Informative Prior Distributions

Although the default priors tend to work well, prudent use of more informative priors is encouraged. For example, suppose we have a linear regression model \[y_i \sim \mathsf{Normal}\left(\alpha + \beta_1 x_{1,i} + \beta_2 x_{2,i}, \, \sigma\right)\] and we have evidence (perhaps from previous research on the same topic) that approximately \(\beta_1 \in (-15, -5)\) and \(\beta_2 \in (-1, 1)\). An example of an informative prior for \(\boldsymbol{\beta} = (\beta_1, \beta_2)'\) could be

\[ \boldsymbol{\beta} \sim \mathsf{Normal} \left( \begin{pmatrix} -10 \\ 0 \end{pmatrix}, \begin{pmatrix} 5^2 & 0 \\ 0 & 2^2 \end{pmatrix} \right), \] which sets the prior means at the midpoints of the intervals and then allows for some wiggle room on either side. If the data are highly informative about the parameter values (enough to overwhelm the prior) then this prior will yield similar results to a non-informative prior. But as the amount of data and/or the signal-to-noise ratio decrease, using a more informative prior becomes increasingly important.
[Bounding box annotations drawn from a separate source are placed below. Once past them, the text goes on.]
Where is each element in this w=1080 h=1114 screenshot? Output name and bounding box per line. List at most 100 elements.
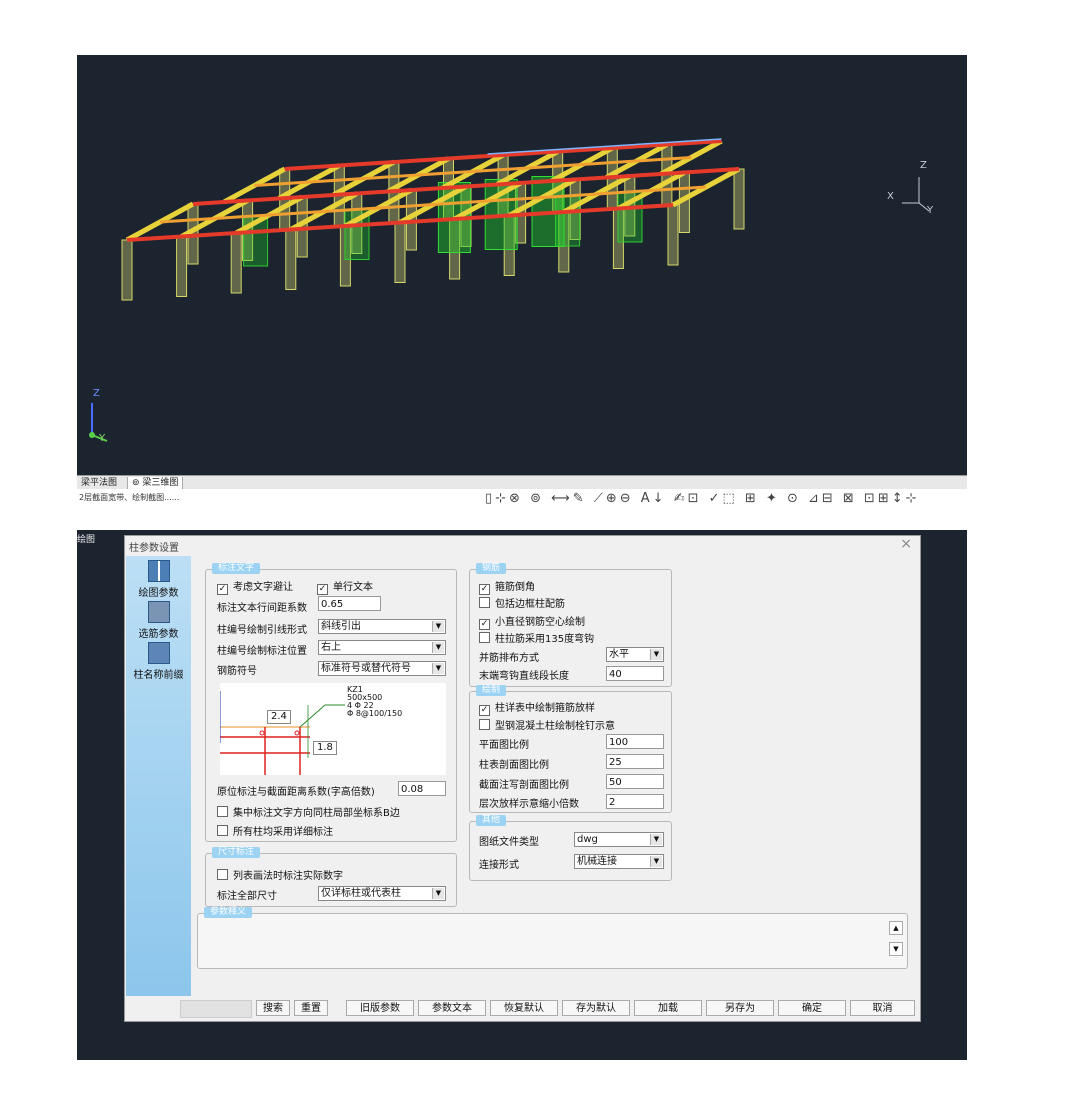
edge-frame-checkbox[interactable]: 包括边框柱配筋	[479, 595, 565, 610]
ucs-y-label: Y	[99, 433, 106, 444]
checkbox-label: 柱拉筋采用135度弯钩	[495, 634, 595, 645]
distance-label: 原位标注与截面距离系数(字高倍数)	[217, 787, 375, 798]
tab-beam-3d-label: 梁三维图	[142, 478, 179, 488]
group-other: 其他	[469, 815, 672, 881]
select-value: 右上	[321, 642, 341, 653]
checkbox-box	[479, 719, 490, 730]
file-type-label: 图纸文件类型	[479, 837, 539, 848]
side-nav: 绘图参数 选筋参数 柱名称前缀	[126, 556, 191, 996]
checkbox-box	[217, 806, 228, 817]
rebar-symbol-select[interactable]: 标准符号或替代符号 ▼	[318, 661, 446, 676]
search-button[interactable]: 搜索	[256, 1000, 290, 1016]
plan-scale-label: 平面图比例	[479, 740, 529, 751]
status-toolbar[interactable]: ▯⊹⊗ ⊚ ⟷✎ ⟋⊕⊖ A↓ ✍⊡ ✓⬚ ⊞ ✦ ⊙ ⊿⊟ ⊠ ⊡⊞↕⊹	[485, 491, 965, 507]
checkbox-box	[479, 597, 490, 608]
column	[667, 204, 679, 266]
grid-icon	[147, 560, 170, 582]
leader-select[interactable]: 斜线引出 ▼	[318, 619, 446, 634]
app-menu-label[interactable]: 绘图	[77, 532, 95, 545]
axis-y-label: Y	[927, 205, 934, 216]
save-default-button[interactable]: 存为默认	[562, 1000, 630, 1016]
position-select[interactable]: 右上 ▼	[318, 640, 446, 655]
single-line-checkbox[interactable]: ✓ 单行文本	[317, 578, 373, 595]
axis-x-label: X	[887, 191, 894, 202]
bundle-select[interactable]: 水平 ▼	[606, 647, 664, 662]
parameter-meaning-panel: 参数释义	[197, 907, 908, 969]
side-item-rebar-params[interactable]: 选筋参数	[126, 601, 191, 640]
checkbox-label: 小直径钢筋空心绘制	[495, 617, 585, 628]
scroll-down-icon[interactable]: ▼	[889, 942, 903, 956]
param-text-button[interactable]: 参数文本	[418, 1000, 486, 1016]
checkbox-label: 集中标注文字方向同柱局部坐标系B边	[233, 808, 400, 819]
chevron-down-icon: ▼	[432, 642, 444, 653]
line-spacing-input[interactable]: 0.65	[318, 596, 381, 611]
hook-length-input[interactable]: 40	[606, 666, 664, 681]
reset-button[interactable]: 重置	[294, 1000, 328, 1016]
distance-input[interactable]: 0.08	[398, 781, 446, 796]
old-params-button[interactable]: 旧版参数	[346, 1000, 414, 1016]
side-item-name-prefix[interactable]: 柱名称前缀	[126, 642, 191, 681]
all-dims-select[interactable]: 仅详标柱或代表柱 ▼	[318, 886, 446, 901]
group-title: 尺寸标注	[212, 847, 261, 858]
table-scale-input[interactable]: 25	[606, 754, 664, 769]
command-text: 2层截面宽带、绘制截图......	[79, 493, 180, 502]
all-dims-label: 标注全部尺寸	[217, 891, 277, 902]
column	[176, 236, 188, 297]
local-axis-checkbox[interactable]: 集中标注文字方向同柱局部坐标系B边	[217, 804, 400, 819]
cancel-button[interactable]: 取消	[850, 1000, 915, 1016]
checkbox-label: 单行文本	[333, 582, 373, 593]
preview-stirrup: Φ 8@100/150	[347, 709, 403, 718]
select-value: 水平	[609, 649, 629, 660]
beam-3d-model	[89, 138, 930, 442]
file-type-select[interactable]: dwg ▼	[574, 832, 664, 847]
shrink-input[interactable]: 2	[606, 794, 664, 809]
chevron-down-icon: ▼	[650, 649, 662, 660]
checkbox-label: 柱详表中绘制箍筋放样	[495, 703, 595, 714]
restore-default-button[interactable]: 恢复默认	[490, 1000, 558, 1016]
connect-label: 连接形式	[479, 860, 519, 871]
save-as-button[interactable]: 另存为	[706, 1000, 774, 1016]
ok-button[interactable]: 确定	[778, 1000, 846, 1016]
hook135-checkbox[interactable]: 柱拉筋采用135度弯钩	[479, 630, 594, 645]
axis-z-label: Z	[920, 160, 927, 171]
rebar-symbol-label: 钢筋符号	[217, 666, 257, 677]
annotation-preview: KZ1 500x500 4 Φ 22 Φ 8@100/150 2.4 1.8	[219, 683, 446, 775]
list-icon	[147, 642, 170, 664]
drawing-tabs: 梁平法图 ⊚ 梁三维图	[77, 475, 967, 490]
checkbox-box: ✓	[217, 584, 228, 595]
side-item-label: 绘图参数	[138, 588, 179, 599]
tab-beam-plan[interactable]: 梁平法图	[77, 477, 121, 489]
line-spacing-label: 标注文本行间距系数	[217, 603, 307, 614]
connect-select[interactable]: 机械连接 ▼	[574, 854, 664, 869]
chevron-down-icon: ▼	[650, 834, 662, 845]
avoid-text-checkbox[interactable]: ✓ 考虑文字避让	[217, 578, 293, 595]
load-button[interactable]: 加载	[634, 1000, 702, 1016]
table-scale-label: 柱表剖面图比例	[479, 760, 549, 771]
detail-all-checkbox[interactable]: 所有柱均采用详细标注	[217, 823, 333, 838]
actual-number-checkbox[interactable]: 列表画法时标注实际数字	[217, 867, 343, 882]
preview-value-2: 1.8	[313, 741, 337, 755]
close-icon[interactable]: ×	[900, 536, 912, 552]
hook-length-label: 末端弯钩直线段长度	[479, 671, 569, 682]
scroll-up-icon[interactable]: ▲	[889, 921, 903, 935]
search-input[interactable]	[180, 1000, 252, 1018]
cad-3d-viewport[interactable]: Z X Y Z Y	[77, 55, 967, 475]
plan-scale-input[interactable]: 100	[606, 734, 664, 749]
detail-sample-checkbox[interactable]: ✓ 柱详表中绘制箍筋放样	[479, 699, 595, 716]
section-scale-input[interactable]: 50	[606, 774, 664, 789]
column-params-dialog: 柱参数设置 × 绘图参数 选筋参数 柱名称前缀 标注文字 ✓ 考虑文字避让 ✓ 单行…	[124, 535, 921, 1022]
steel-concrete-checkbox[interactable]: 型钢混凝土柱绘制栓钉示意	[479, 717, 615, 732]
stirrup-chamfer-checkbox[interactable]: ✓ 箍筋倒角	[479, 578, 535, 595]
checkbox-box: ✓	[479, 619, 490, 630]
checkbox-box: ✓	[479, 584, 490, 595]
ucs-origin	[89, 432, 95, 438]
checkbox-box: ✓	[317, 584, 328, 595]
checkbox-box	[217, 869, 228, 880]
rebar-icon	[147, 601, 170, 623]
bottom-status-strip	[77, 1060, 967, 1070]
side-item-draw-params[interactable]: 绘图参数	[126, 560, 191, 599]
chevron-down-icon: ▼	[432, 663, 444, 674]
small-hollow-checkbox[interactable]: ✓ 小直径钢筋空心绘制	[479, 613, 585, 630]
position-label: 柱编号绘制标注位置	[217, 646, 307, 657]
group-title: 参数释义	[204, 907, 253, 918]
If the variables y, x1, and x2 are in the data frame dat then this model can be specified as

my_prior <- normal(location = c(-10, 0), scale = c(5, 2))
stan_glm(y ~ x1 + x2, data = dat, prior = my_prior)

We left the priors for the intercept and error standard deviation at their defaults, but informative priors can be specified for those parameters in an analogous manner.